Meine sehr verehrten Damen und Herren, das Mandat hat deswegen auch eine klare Botschaft: Wir setzen unsere Bemühungen für unsere Partner und deren Stabilität und deren Sicherheit fort. Dies geschieht durch unser Engagement und unsere Unterstützung im Irak, die im Kern – das würde ich sogar so formulieren – zivil ist. Das geschieht aber auch – da gibt es einen unmittelbaren Zusammenhang – durch unser militärisches Engagement.

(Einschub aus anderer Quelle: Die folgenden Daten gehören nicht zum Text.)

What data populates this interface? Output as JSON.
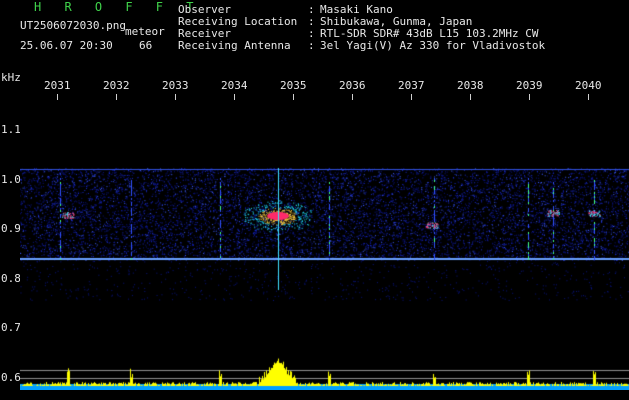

Herr Präsident, meine sehr verehrten Damen und Herren, ich möchte zum Schluss noch eine Bemerkung machen, die mir sehr wichtig ist, weil sie ein bisschen Bezug nimmt auf die aktuelle Situation, in der wir uns befinden: den Coronavirus. Denn trotz der Coronakrise geht die internationale Kooperation weiter. Im Gegensatz zu anderen fallen wir nicht zurück in den Nationalismus,
weder bei der Bekämpfung des Coronavirus noch bei der Bekämpfung des internationalen Terrorismus.
Ich bedanke mich sehr für Ihre Aufmerksamkeit.